Der heutige Leipziger Bundesliga-Coach Nagelsmann ist nach Tuchel und Jürgen Klopp das derzeit größte deutsche Versprechen auf dem Trainermarkt. Er arbeitete Tuchel 2008 beim FC Augsburg II zu. «Nachdem ich ein paar Mal die Gegner gescoutet hatte, sagte Thomas zu mir, ich solle doch Trainer werden, wenn ich nicht mehr spielen könne. Er glaube, dass ich talentiert sei dafür durch die Art und Weise, wie ich ticke und wie ich spreche», erzählt Nagelsmann in dem Buch. «Ich hatte nie im Sinn, Trainer zu werden. Und ja, man kann schon sagen: Thomas hat mich konkret darauf gebracht.» Tuchel sei eben ein Trainertyp, der «supergut ankommt oder gar nicht».

Das Kapitel über Tuchels Zeit in Dortmund ist überschrieben mit «Aufprall auf die Gelbe Wand». «Sportlich gesehen ist Tuchel unantastbar. Sein Training war ausgezeichnet, er hatte stets Visionen. Nur zwischenmenschlich hat es an manchen Stellen nicht gepasst», sagt der ehemalige BVB-Torhüter Weidenfeller. In Erinnerung bleiben vor allem das 1:5 in München, das 3:4 in Liverpool, ein DFB-Pokalsieg – und vor allem der Sprengstoffanschlag auf den Mannschaftsbus 2017 und die Zerwürfnisse mit der Chefetage.

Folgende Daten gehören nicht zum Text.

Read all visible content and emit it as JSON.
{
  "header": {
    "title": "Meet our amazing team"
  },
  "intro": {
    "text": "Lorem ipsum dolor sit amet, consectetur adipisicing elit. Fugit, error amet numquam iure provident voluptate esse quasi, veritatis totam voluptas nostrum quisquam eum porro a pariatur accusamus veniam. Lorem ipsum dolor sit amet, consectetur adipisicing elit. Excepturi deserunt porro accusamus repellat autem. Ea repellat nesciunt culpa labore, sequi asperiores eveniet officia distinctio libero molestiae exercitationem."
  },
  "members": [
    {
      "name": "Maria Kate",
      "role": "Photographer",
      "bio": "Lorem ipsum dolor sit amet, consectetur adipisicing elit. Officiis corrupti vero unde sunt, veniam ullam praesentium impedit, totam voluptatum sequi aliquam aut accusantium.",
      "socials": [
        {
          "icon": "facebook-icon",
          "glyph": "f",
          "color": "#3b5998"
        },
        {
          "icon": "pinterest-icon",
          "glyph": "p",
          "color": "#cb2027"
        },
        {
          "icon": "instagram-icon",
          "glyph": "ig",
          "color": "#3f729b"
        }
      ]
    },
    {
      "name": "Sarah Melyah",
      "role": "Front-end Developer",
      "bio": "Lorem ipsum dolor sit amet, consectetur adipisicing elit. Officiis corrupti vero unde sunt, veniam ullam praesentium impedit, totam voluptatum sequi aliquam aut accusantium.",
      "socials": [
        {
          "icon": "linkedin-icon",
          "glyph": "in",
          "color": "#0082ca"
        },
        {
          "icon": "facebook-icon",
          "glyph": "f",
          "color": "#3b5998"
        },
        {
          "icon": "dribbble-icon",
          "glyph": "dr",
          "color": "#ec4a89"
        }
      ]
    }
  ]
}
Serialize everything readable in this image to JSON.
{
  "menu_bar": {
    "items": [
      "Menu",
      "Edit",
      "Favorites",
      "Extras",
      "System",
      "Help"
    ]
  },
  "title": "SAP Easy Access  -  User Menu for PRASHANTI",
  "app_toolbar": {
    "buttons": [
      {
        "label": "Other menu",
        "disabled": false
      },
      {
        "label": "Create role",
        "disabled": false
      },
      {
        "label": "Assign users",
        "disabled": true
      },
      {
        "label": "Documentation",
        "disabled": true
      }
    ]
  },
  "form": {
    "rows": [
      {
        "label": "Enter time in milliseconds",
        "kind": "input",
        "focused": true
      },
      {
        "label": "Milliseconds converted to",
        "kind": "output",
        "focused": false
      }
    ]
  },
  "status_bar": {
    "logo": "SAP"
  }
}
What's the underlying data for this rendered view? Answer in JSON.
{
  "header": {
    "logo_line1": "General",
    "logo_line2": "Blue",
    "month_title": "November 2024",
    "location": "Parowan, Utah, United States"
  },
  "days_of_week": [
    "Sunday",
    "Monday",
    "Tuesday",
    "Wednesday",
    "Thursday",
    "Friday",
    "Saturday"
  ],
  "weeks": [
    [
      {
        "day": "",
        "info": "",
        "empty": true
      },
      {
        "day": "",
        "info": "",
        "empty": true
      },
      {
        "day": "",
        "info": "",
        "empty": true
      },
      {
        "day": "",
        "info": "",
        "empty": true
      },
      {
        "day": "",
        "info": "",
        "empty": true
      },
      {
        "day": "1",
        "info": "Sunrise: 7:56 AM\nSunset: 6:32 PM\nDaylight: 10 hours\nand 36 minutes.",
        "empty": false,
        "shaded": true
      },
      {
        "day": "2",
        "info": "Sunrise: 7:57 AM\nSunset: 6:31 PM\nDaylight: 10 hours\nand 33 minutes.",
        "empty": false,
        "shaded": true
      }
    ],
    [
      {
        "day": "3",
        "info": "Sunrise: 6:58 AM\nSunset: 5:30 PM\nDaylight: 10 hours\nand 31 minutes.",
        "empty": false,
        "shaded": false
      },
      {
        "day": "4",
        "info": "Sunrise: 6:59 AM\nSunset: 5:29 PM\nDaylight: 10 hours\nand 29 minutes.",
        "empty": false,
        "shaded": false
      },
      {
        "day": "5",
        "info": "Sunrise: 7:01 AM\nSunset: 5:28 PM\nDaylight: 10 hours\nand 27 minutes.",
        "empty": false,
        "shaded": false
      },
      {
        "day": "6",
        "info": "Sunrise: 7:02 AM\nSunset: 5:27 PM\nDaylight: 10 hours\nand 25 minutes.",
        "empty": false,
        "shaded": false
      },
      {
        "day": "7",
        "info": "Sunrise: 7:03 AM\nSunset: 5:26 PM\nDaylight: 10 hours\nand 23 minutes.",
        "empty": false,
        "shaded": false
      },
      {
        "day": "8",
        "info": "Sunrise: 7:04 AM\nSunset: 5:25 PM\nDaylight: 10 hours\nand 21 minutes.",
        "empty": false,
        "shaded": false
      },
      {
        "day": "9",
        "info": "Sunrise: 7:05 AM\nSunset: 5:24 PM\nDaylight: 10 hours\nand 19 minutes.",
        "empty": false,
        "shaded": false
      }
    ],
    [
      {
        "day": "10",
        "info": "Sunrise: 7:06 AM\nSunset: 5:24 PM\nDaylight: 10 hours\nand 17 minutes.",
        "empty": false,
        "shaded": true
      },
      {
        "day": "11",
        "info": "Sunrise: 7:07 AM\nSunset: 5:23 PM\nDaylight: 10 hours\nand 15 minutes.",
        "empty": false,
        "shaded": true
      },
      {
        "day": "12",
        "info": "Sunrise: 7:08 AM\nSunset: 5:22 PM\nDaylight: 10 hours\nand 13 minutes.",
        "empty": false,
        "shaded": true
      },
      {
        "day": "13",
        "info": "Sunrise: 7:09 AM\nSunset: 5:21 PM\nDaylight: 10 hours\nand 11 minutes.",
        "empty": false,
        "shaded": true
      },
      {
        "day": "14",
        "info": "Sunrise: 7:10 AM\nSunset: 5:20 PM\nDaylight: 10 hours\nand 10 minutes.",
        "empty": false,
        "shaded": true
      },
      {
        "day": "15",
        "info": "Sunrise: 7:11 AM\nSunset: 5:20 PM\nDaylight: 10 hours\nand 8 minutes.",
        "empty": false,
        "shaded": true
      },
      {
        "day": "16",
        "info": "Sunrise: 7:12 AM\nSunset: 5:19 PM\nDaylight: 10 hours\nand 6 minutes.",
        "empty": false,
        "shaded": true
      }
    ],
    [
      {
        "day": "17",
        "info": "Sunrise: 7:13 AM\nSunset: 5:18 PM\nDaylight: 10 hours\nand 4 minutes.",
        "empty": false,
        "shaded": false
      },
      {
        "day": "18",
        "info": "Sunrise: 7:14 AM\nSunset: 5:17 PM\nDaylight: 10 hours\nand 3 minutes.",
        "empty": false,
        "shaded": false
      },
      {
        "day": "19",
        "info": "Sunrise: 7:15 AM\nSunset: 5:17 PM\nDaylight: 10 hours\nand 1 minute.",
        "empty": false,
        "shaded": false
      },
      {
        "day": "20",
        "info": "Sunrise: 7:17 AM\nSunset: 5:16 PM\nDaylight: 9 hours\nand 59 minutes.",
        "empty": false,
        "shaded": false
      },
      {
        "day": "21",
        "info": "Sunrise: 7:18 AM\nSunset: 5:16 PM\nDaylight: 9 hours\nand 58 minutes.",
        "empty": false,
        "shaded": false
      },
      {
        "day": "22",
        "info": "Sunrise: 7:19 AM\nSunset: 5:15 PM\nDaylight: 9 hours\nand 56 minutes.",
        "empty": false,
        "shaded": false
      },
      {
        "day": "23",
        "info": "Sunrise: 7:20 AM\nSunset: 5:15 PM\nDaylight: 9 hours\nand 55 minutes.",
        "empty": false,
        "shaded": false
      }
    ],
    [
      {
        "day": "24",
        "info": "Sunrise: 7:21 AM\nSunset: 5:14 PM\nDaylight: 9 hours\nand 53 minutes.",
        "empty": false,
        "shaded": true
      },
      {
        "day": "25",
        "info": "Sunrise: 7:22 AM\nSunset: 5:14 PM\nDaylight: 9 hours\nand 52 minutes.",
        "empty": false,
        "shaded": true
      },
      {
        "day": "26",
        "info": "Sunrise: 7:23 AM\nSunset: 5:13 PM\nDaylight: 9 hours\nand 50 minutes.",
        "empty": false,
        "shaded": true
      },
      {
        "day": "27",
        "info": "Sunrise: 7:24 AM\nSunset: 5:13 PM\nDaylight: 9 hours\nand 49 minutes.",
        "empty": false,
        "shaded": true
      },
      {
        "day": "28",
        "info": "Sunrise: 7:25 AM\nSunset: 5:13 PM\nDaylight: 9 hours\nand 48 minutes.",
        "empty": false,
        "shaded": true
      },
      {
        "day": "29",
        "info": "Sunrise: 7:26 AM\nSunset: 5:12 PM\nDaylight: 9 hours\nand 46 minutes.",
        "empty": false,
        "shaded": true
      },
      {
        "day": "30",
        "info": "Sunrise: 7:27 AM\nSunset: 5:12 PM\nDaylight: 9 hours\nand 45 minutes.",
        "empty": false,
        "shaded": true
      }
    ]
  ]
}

Seit Tuchel 2018 in Paris anheuerte, ist er für den deutschen Fußball – nicht nur geografisch – noch weiter entrückt. Der gebürtige Krumbacher entzieht sich dem Hype mittlerweile in einer Perfektion, die seiner Arbeit ähnelt. «Guardiola macht eine Pressekonferenz vor dem Spiel und eine nach dem Spiel. Sonst nichts», sagte er mal.